The high fidelity quantum logic gate applied to qubits is the basic building block of programmable quantum circuits. Researchers from the advanced quantum test platform (AQT) of Lawrence Berkeley National Laboratory conducted the first experimental demonstration of three qubit high fidelity itofoli native gate in superconducting quantum information processor. The research results were recently published in nature physics.
Noisy medium-sized quantum processors usually support one or two qubit native gates, which can be implemented directly by hardware. More complex gates are realized by decomposing them into primitive gate sequences. The team's demonstration adds a novel and powerful native three qubit itofoli gate to general quantum computing. The fidelity of the gate is very high, reaching 98.26%.
Toffoli (also known as control control not gate, ccnot) is a key logic gate in classical computing. Because it is universal, it can build all logic circuits to calculate any required binary operation. In addition, it is reversible and allows the determination and recovery of binary inputs (bits) from the output, so no information is lost.
In a quantum circuit, the input qubits can be in the superposition of 0 and 1 states. Qubits are physically connected with other qubits in the circuit. With the increase of the number of qubits, it becomes more difficult to realize high fidelity quantum gates. The fewer quantum gates and shorter quantum circuits are required for computing operations, and the algorithm can be improved before the final result is wrong. Therefore, it is very important to reduce the complexity and running time of quantum gates.

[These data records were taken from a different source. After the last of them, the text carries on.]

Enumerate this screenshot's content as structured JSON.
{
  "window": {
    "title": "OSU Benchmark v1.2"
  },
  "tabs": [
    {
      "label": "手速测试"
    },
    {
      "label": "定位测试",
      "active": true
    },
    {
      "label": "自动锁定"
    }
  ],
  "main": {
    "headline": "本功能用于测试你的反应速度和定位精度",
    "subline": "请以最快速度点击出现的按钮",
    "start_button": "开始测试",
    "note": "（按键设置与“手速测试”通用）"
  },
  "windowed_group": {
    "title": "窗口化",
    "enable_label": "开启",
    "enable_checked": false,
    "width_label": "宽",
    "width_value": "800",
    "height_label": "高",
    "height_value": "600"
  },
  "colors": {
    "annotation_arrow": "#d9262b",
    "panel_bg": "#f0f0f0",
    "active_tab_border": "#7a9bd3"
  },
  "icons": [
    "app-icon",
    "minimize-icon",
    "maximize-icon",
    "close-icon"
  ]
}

Toffoli gate and Hadamard gate form a general set of quantum gates, which allows researchers to run any quantum algorithm. The experiments of multi qubit gate in the main computing technologies (superconducting circuit, trapped ions and Rydberg atom) have successfully proved that the fidelity of Toffoli gate on three qubit gate is between 87% and 90%. However, such demonstrations require researchers to decompose the Toffoli gate into one and two qubit gates, which makes the gate operation time longer and reduces its fidelity.
In order to create an easy to implement three qubit gate, AQT designs a non-traditional itofoli gate by applying synchronous microwave pulses fixed at the same frequency to three superconducting qubits in the linear chain.

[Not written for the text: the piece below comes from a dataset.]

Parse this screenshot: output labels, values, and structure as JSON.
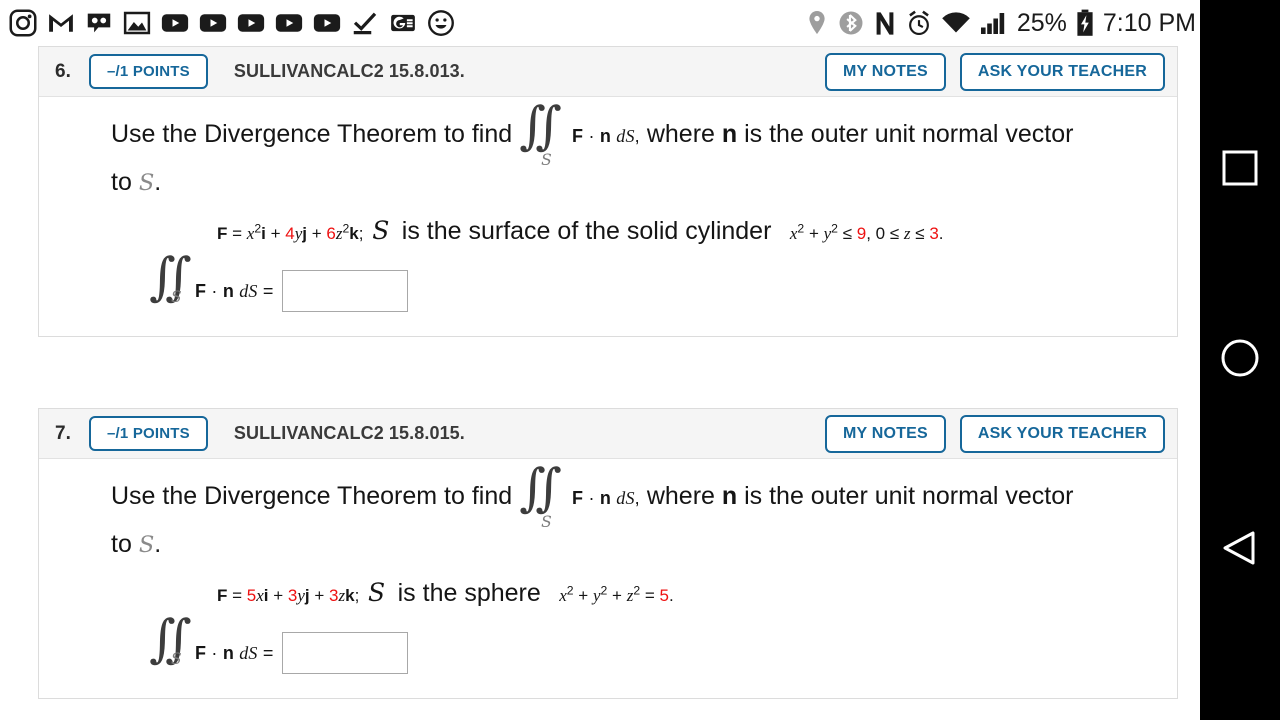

Experiments show that, similar to Toffoli gate, this three qubit itofoli gate can be used to perform general quantum computation with high fidelity. In addition, the researchers found that the gate schematic on the superconducting quantum processor can generate additional three qubit gates, so as to provide more effective gate synthesis, so as to decompose the quantum gate into shorter gates to improve the circuit running time.
According to the researchers, "Due to decoherence, we know that longer and more complex gate sequences will damage fidelity, so the total gate operation time of executing an algorithm is very important. This demonstration proves that we can realize three qubit gates in one step and reduce the circuit depth of gate synthesis (the length of gate sequence). In addition, unlike previous methods, our gate scheme does not include higher excited states in which qubit is easy to decoherence, resulting in high fidelity gates.".